Attire & Accessories Forum

Boutonniere for the Ring Bearer

I've been looking over a few flower guides and it seems like generally the ring bearer is given a boutonniere that matches the other groomsmen.

My issue is that by the time my wedding rolls around my ring bearer (the groom's cousin) will be around 19 months old. I'm concerned that if he's given a boutonniere he'll either pull on it, put pieces in his mouth or hurt himself with the pin. I've babysat this child many times and I've found he has a strong tendency to put things in his mouth. My mom seems to agree with me on this but my mother in law to be has insisted multiple times that I really should provide a flower for the ring bearer. The mother of our ring bearer hasn't expressed a preference either way.

We are planning on having him carry a stuffed owl which will match owl buttons the other groomsmen will have on their boutonnieres so he does have something that ties him in with the rest of the guys.

Has anyone else been in a similar situation? Is a traditional boutonniere typically given to a child this young or should we skip it?

I'm also open to any suggestions that might be a bit more toddler-friendly if anybody has any.

Re: Boutonniere for the Ring Bearer

  • CMGragainCMGragain member
    10000 Comments 500 Love Its Fourth Anniversary 25 Answers
    edited September 2014
    A 19 month old baby should not be a member of your wedding party at all.  He is too young to understand what is happening.  Most priests and ministers would forbid this.  People may not say it to your face, but you will be side-eyed if you put him on display.  Talk to his mother.
    Have the child sit with his parents, or his grandparents.  You can take lots of pictures with him later.  There is no reason to have him subjected to the stress of being in the processional or ceremony.  A perfect age for a ring bearer is about 6 years.
    httpiimgurcomTCCjW0wjpg
  • I definitely agree. I didn't want this child to be in the wedding party because I thought the age was inappropriate but I was sort of pushed into having him there by the groom's family. He's the only child on that side so I think they're a bit unrealistic when it comes to realizing what a child is truly capable of managing.
    I'm planning on having him walk down the aisle (probably with a parent) then sit with his family for the duration of the ceremony. Frankly if he manages to get down the aisle at all and sit through the ceremony without having to be taken into the hallway I'll consider it a miracle.

    Since there's not really a way at this point to remove him from the proceedings, what should I do about accessories? I don't think a boutonniere is appropriate, but I'm kind of caught between the relatives regarding what to do here.
  • My sister had a young ring bearer also - he walked with his bridesmaid mom down the aisle and then sat with his dad.  He had a little boutonniere to match the groomsmen, but it was fixed with a magnet instead of a pin.  He was a little older than your nephew, so I think he was okay with not touching it when told not to, but at least it was a magnet so they could pull it off quickly if they saw he was starting to play with it.
    **The OMH formerly known as jsangel1018**
  • I think it would be ok to skip the bout for him.
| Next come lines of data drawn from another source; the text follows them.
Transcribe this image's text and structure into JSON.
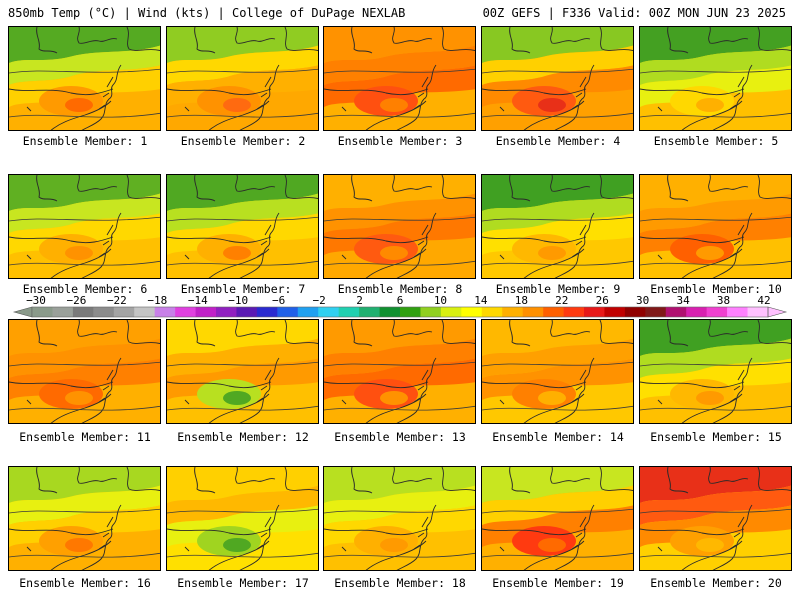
{
  "header": {
    "left": "850mb Temp (°C) | Wind (kts) | College of DuPage NEXLAB",
    "right": "00Z GEFS | F336 Valid: 00Z MON JUN 23 2025"
  },
  "colorbar": {
    "labels": [
      "−30",
      "−26",
      "−22",
      "−18",
      "−14",
      "−10",
      "−6",
      "−2",
      "2",
      "6",
      "10",
      "14",
      "18",
      "22",
      "26",
      "30",
      "34",
      "38",
      "42"
    ],
    "colors": [
      "#8a9a8a",
      "#9aa09a",
      "#7a7a7a",
      "#8c8c8c",
      "#a4a4a4",
      "#c4c4c4",
      "#c880e8",
      "#e040e0",
      "#c020c8",
      "#9020c0",
      "#5a1ab4",
      "#2a2ad0",
      "#2060e8",
      "#20a0f0",
      "#30d0f0",
      "#20d0b0",
      "#20b070",
      "#109030",
      "#30a010",
      "#90d020",
      "#d8f010",
      "#ffff00",
      "#ffd800",
      "#ffb000",
      "#ff9000",
      "#ff6000",
      "#ff3a10",
      "#e81818",
      "#c00000",
      "#900000",
      "#801818",
      "#b01070",
      "#d820b0",
      "#f040d0",
      "#ff80ff",
      "#ffc0ff"
    ]
  },
  "panels": [
    {
      "label": "Ensemble Member: 1",
      "colors": [
        "#55aa22",
        "#c8e620",
        "#ffd000",
        "#ff9a00",
        "#ff6a00",
        "#ffb000"
      ]
    },
    {
      "label": "Ensemble Member: 2",
      "colors": [
        "#90cc22",
        "#ffd800",
        "#ffb000",
        "#ff9200",
        "#ff6a10",
        "#ffa800"
      ]
    },
    {
      "label": "Ensemble Member: 3",
      "colors": [
        "#ff9200",
        "#ff8000",
        "#ff6a00",
        "#ff5010",
        "#ff8000",
        "#ffb000"
      ]
    },
    {
      "label": "Ensemble Member: 4",
      "colors": [
        "#88c822",
        "#ffd000",
        "#ff8a00",
        "#ff5a10",
        "#e83018",
        "#ffa000"
      ]
    },
    {
      "label": "Ensemble Member: 5",
      "colors": [
        "#44a022",
        "#b0dc20",
        "#e8f010",
        "#ffd800",
        "#ffb000",
        "#ffc000"
      ]
    },
    {
      "label": "Ensemble Member: 6",
      "colors": [
        "#60b022",
        "#c8e620",
        "#ffd800",
        "#ffb000",
        "#ff9200",
        "#ffc000"
      ]
    },
    {
      "label": "Ensemble Member: 7",
      "colors": [
        "#50a822",
        "#b8e020",
        "#ffd800",
        "#ffb000",
        "#ff8000",
        "#ffc000"
      ]
    },
    {
      "label": "Ensemble Member: 8",
      "colors": [
        "#ffb000",
        "#ff9200",
        "#ff7800",
        "#ff5a10",
        "#ff8a00",
        "#ffa800"
      ]
    },
    {
      "label": "Ensemble Member: 9",
      "colors": [
        "#40a022",
        "#b0dc20",
        "#ffe000",
        "#ffb800",
        "#ff9a00",
        "#ffc800"
      ]
    },
    {
      "label": "Ensemble Member: 10",
      "colors": [
        "#ffb000",
        "#ff9a00",
        "#ff8000",
        "#ff6000",
        "#ff9a00",
        "#ffc000"
      ]
    },
    {
      "label": "Ensemble Member: 11",
      "colors": [
        "#ffa000",
        "#ff9200",
        "#ff8000",
        "#ff6a00",
        "#ff9200",
        "#ffb000"
      ]
    },
    {
      "label": "Ensemble Member: 12",
      "colors": [
        "#ffd800",
        "#ffb000",
        "#ff9a00",
        "#b8e020",
        "#50a822",
        "#ffc000"
      ]
    },
    {
      "label": "Ensemble Member: 13",
      "colors": [
        "#ff9a00",
        "#ff8000",
        "#ff6a00",
        "#ff5010",
        "#ff9200",
        "#ffb000"
      ]
    },
    {
      "label": "Ensemble Member: 14",
      "colors": [
        "#ffb800",
        "#ffa000",
        "#ff9200",
        "#ff8000",
        "#ffb000",
        "#ffc800"
      ]
    },
    {
      "label": "Ensemble Member: 15",
      "colors": [
        "#40a022",
        "#b0dc20",
        "#ffe000",
        "#ffb800",
        "#ff9a00",
        "#ffc000"
      ]
    },
    {
      "label": "Ensemble Member: 16",
      "colors": [
        "#a8d820",
        "#e8f010",
        "#ffd000",
        "#ffa000",
        "#ff7800",
        "#ffb000"
      ]
    },
    {
      "label": "Ensemble Member: 17",
      "colors": [
        "#ffd000",
        "#ffb800",
        "#e8f010",
        "#a0d420",
        "#50a822",
        "#ffe000"
      ]
    },
    {
      "label": "Ensemble Member: 18",
      "colors": [
        "#b8e020",
        "#e8f010",
        "#ffd800",
        "#ffb000",
        "#ff9a00",
        "#ffc000"
      ]
    },
    {
      "label": "Ensemble Member: 19",
      "colors": [
        "#c8e620",
        "#ffd000",
        "#ff8000",
        "#ff3a10",
        "#ff6a00",
        "#ffb000"
      ]
    },
    {
      "label": "Ensemble Member: 20",
      "colors": [
        "#e83018",
        "#ff5a10",
        "#ff8a00",
        "#ffa000",
        "#ffb800",
        "#ffd000"
      ]
    }
  ]
}
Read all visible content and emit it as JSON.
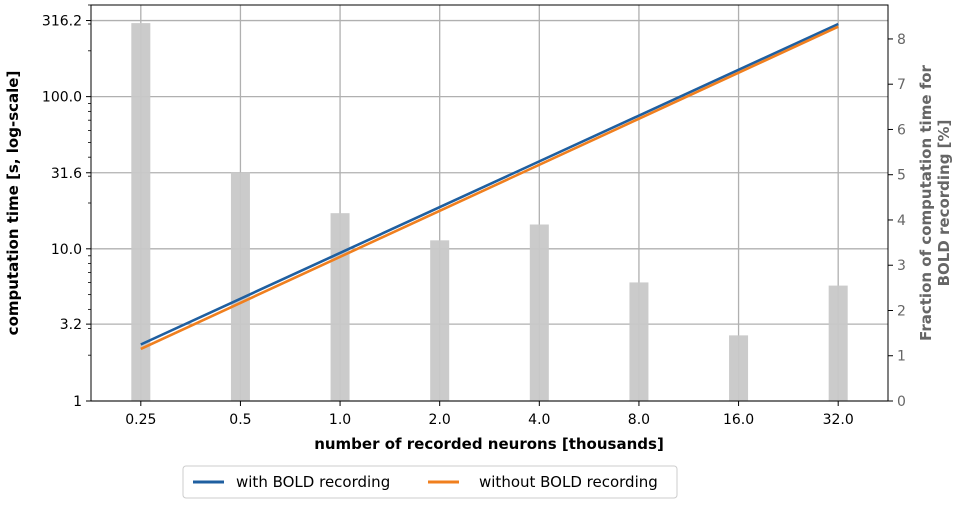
{
  "chart_data": {
    "type": "line",
    "x_scale": "log2",
    "categories": [
      "0.25",
      "0.5",
      "1.0",
      "2.0",
      "4.0",
      "8.0",
      "16.0",
      "32.0"
    ],
    "x": [
      0.25,
      0.5,
      1.0,
      2.0,
      4.0,
      8.0,
      16.0,
      32.0
    ],
    "xlabel": "number of recorded neurons [thousands]",
    "y_left": {
      "label": "computation time [s, log-scale]",
      "scale": "log",
      "range": [
        1,
        400
      ],
      "ticks": [
        1,
        3.2,
        10.0,
        31.6,
        100.0,
        316.2
      ],
      "tick_labels": [
        "1",
        "3.2",
        "10.0",
        "31.6",
        "100.0",
        "316.2"
      ]
    },
    "y_right": {
      "label_line1": "Fraction of computation time for",
      "label_line2": "BOLD recording [%]",
      "scale": "linear",
      "range": [
        0,
        8.75
      ],
      "ticks": [
        0,
        1,
        2,
        3,
        4,
        5,
        6,
        7,
        8
      ],
      "tick_labels": [
        "0",
        "1",
        "2",
        "3",
        "4",
        "5",
        "6",
        "7",
        "8"
      ],
      "color": "#666666"
    },
    "series": [
      {
        "name": "with BOLD recording",
        "color": "#1f5fa0",
        "endpoints_x": [
          0.25,
          32.0
        ],
        "endpoints_y": [
          2.35,
          300
        ]
      },
      {
        "name": "without BOLD recording",
        "color": "#f07f1e",
        "endpoints_x": [
          0.25,
          32.0
        ],
        "endpoints_y": [
          2.2,
          288
        ]
      }
    ],
    "bars": {
      "axis": "right",
      "color": "#c8c8c8",
      "values": [
        8.35,
        5.05,
        4.15,
        3.55,
        3.9,
        2.62,
        1.45,
        2.55
      ]
    },
    "grid": true,
    "legend_position": "bottom-center"
  }
}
If it bill be an issue it doesn't seem worth the hassle
  • My sister had a young ring bearer also - he walked with his bridesmaid mom down the aisle and then sat with his dad.  He had a little boutonniere to match the groomsmen, but it was fixed with a magnet instead of a pin.  He was a little older than your nephew, so I think he was okay with not touching it when told not to, but at least it was a magnet so they could pull it off quickly if they saw he was starting to play with it.
    A magnet is one of the most dangerous things to have around a baby!  If he swallows it, it is an immediate trip to the emergency room!  Don't do this!
    httpiimgurcomTCCjW0wjpg
  • I totally forgot when you said that your cousin has a strong tendency to put things in his mouth - my cousin's son doesn't.  I agree with CMGragrain!  Skip the bout - the stuffed owl will be adorable.
    **The OMH formerly known as jsangel1018**
  • You could ask your florist to make a really small wrist corsage if you want to get him a flower.  It could be the same as the bout's just on an elastic band with no pins or anything.  

    You could get a nice silk flower that matches your bout's and literally sew it to his lapel.  Looks the same but he CAN'T remove it. 
  • I honestly couldn't tell you if the ring bearer at the last wedding I attended had a bout or not.  Could you use a safety pin to avoid having sharp edges exposed?
  • wow way too young! stuffed animal or a little lei or hat or something. or an adorable special tie.
  • Your MIL has no business dictating decisions to you. Is this her grandson? She is treating him as a prop. The decision is yours to make, and does not need to be shared with your FMIL. If she brings it up again, simply tell her you are keeping his health and safety first and foremost in your mind, which trumps anything else. Then change the subject.